Comcast’s debut advertising report should have been a perfect opportunity to demonstrate a keen understanding of where the market is heading, but instead we find an MVPD clinging onto its legacy advertising business for dear life.
Most notable from the Comcast Advertising Report 2022: Actionable Insights for the Modern TV Advertiser is the fact that Comcast seems to caution against advertisers putting all their eggs in an addressable basket.
“Advertisers should be sure this hyper-focus on in-market customers does not detract from their need to reach future potential buyers,” the report reads. It gives the example of a luxury automotive brand which saw one-third of its purchases come from viewers that were not identified as having been ‘in-market’ for the car.
While MVPDs are usually desperate to push the infinite promise of addressable, Comcast has held back. The reasons could be two-fold. It is likely looking to retain some confidence in its traditional, non-targeted TV revenues, which are due for a big hit in the near future, while perhaps it is also trying hard to distract from the fact that its addressable initiatives have been too little, too late.
Considering that the automotive brand in question achieved three-times higher conversion rates by reaching those deemed to be in-market, via addressable advertising, palming off the technology certainly seems like an odd move – especially in a year that many are viewing to be addressable’s ‘take-off’.
The report certainly reads as though Comcast is trying to protect its linear impressions, with the recommendation that multi-screen campaigns perform best (in terms of audience reach) when only 20% to 30% of advertising spend is allocated to streaming.
The argument here is that linear can do most of the groundwork in pulling in the large numbers, while streaming should be used tactically for incremental reach. Comcast does caveat that adjusting within a wider bracket of 10% to 40% may be necessary depending on the desired audience, but this seems far too low if one wants to target those under 30 years old.
However, our main gripe with the Comcast report is that it deceptively frames its findings as holistic representations of the video industry at large.

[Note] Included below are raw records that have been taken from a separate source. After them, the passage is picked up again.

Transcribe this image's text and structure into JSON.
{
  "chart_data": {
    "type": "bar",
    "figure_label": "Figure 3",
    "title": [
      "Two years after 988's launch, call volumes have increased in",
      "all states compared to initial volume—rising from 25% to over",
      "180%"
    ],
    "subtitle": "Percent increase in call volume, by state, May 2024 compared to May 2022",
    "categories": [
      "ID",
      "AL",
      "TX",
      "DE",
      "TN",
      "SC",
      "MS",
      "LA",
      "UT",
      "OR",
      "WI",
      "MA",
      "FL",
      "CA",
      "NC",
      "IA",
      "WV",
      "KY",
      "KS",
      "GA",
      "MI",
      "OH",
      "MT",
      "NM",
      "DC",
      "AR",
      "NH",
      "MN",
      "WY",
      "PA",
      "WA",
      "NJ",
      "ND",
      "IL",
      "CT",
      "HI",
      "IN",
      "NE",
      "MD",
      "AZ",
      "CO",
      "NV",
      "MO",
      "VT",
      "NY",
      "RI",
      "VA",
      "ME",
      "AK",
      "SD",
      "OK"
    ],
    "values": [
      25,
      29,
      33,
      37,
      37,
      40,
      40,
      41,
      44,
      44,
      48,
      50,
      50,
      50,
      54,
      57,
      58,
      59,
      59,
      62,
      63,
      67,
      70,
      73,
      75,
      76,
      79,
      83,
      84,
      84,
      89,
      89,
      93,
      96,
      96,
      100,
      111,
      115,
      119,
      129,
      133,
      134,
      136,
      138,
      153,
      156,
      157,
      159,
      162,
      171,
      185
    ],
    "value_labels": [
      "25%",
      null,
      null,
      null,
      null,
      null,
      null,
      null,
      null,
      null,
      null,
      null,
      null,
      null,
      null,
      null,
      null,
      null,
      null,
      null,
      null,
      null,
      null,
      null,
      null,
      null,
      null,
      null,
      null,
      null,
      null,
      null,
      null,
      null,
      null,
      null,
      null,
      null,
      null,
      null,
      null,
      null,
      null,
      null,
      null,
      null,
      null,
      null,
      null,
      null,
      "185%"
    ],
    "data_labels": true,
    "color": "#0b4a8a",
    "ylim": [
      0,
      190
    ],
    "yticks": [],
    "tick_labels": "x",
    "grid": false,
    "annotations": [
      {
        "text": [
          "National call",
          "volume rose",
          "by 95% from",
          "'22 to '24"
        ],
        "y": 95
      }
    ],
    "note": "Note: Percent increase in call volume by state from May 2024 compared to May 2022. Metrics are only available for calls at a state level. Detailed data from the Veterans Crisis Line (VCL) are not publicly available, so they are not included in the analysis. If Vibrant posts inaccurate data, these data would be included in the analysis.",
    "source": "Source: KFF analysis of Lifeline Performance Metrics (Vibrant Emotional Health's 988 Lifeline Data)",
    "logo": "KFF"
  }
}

As far as we can tell, these stats only concern viewers, publishers and advertisers that are somewhat tied into the pay TV ecosystem. Even those who have been living under a rock for the past five years will have an inkling that this is not the full picture.
Viewers are reportedly still spending over six hours a day watching linear TV, with 75% of that viewing occurring outside of primetime hours. This linear viewing is split by 69% cable and 31% broadcast. But what is unclear is whether this six-hour average accounts for all video-watching households in the US, or only those with pay TV packages?
If it is the latter, as suspected, then we imagine that the average linear watch time would shrink considerably once it accounts for the 20 million-plus homes that have cut the cord in the US since 2016. Faultline reached out to Comcast to clarify this, but did not hear back in time.
Comcast says that live content is still the big pull for viewers, making up 89% and 54% of linear and digital watch times, respectively. If anything, this 54% of digital watch time seems weirdly high, with the remaining 46% made up of VoD – 34% longform and 12% clips.
While we certainly agree that live is set to become pivotal in digital video consumption, the idea that binge-watching series only makes up 34% of digital watch times seems off. If Comcast is including FAST services in this number, it is slightly more believable, especially as FAST viewership grew 25% over 2021, with six out of ten connected TVs households now tuning into FAST services, according to Comcast.
The number of digital video ads is on the rise, with impressions up 45% year on year in the second half of 2021. The paper quotes a November 2021 survey from Effectv which found that 75% of viewers are happy to view streaming ads, so long as the content is free. There has also been a 54% increase year on year in audience targeted campaigns, which has fueled an interest in advertisers harnessing their own first-party data to find these audiences. Comcast says this has proven particularly true with political and automotive advertisers.
Comcast highlights how this need to optimize audience data has led to an increased reliance on the automation and efficiency offered by programmatic buying. Programmatic ad impressions grew 80% YoY in the second half of 2021, 60% of which were guaranteed deals, which leads Comcast to forecast that programmatic deals could comprise half of all premium video advertising by 2026.
As for viewing formats, 65% of programmatic views were on CTV, which is seeing a growing share of such buys, while set tops, desktops and mobiles each hold 19%, 9% and 6%, respectively.
Another interesting nugget is that many publishers are turning to schedule optimization technologies to maximize yield from inventory. In one case study, Comcast found that such tools can reduce manual workloads for publishers by 20%, while simultaneously boosting revenues by 20%.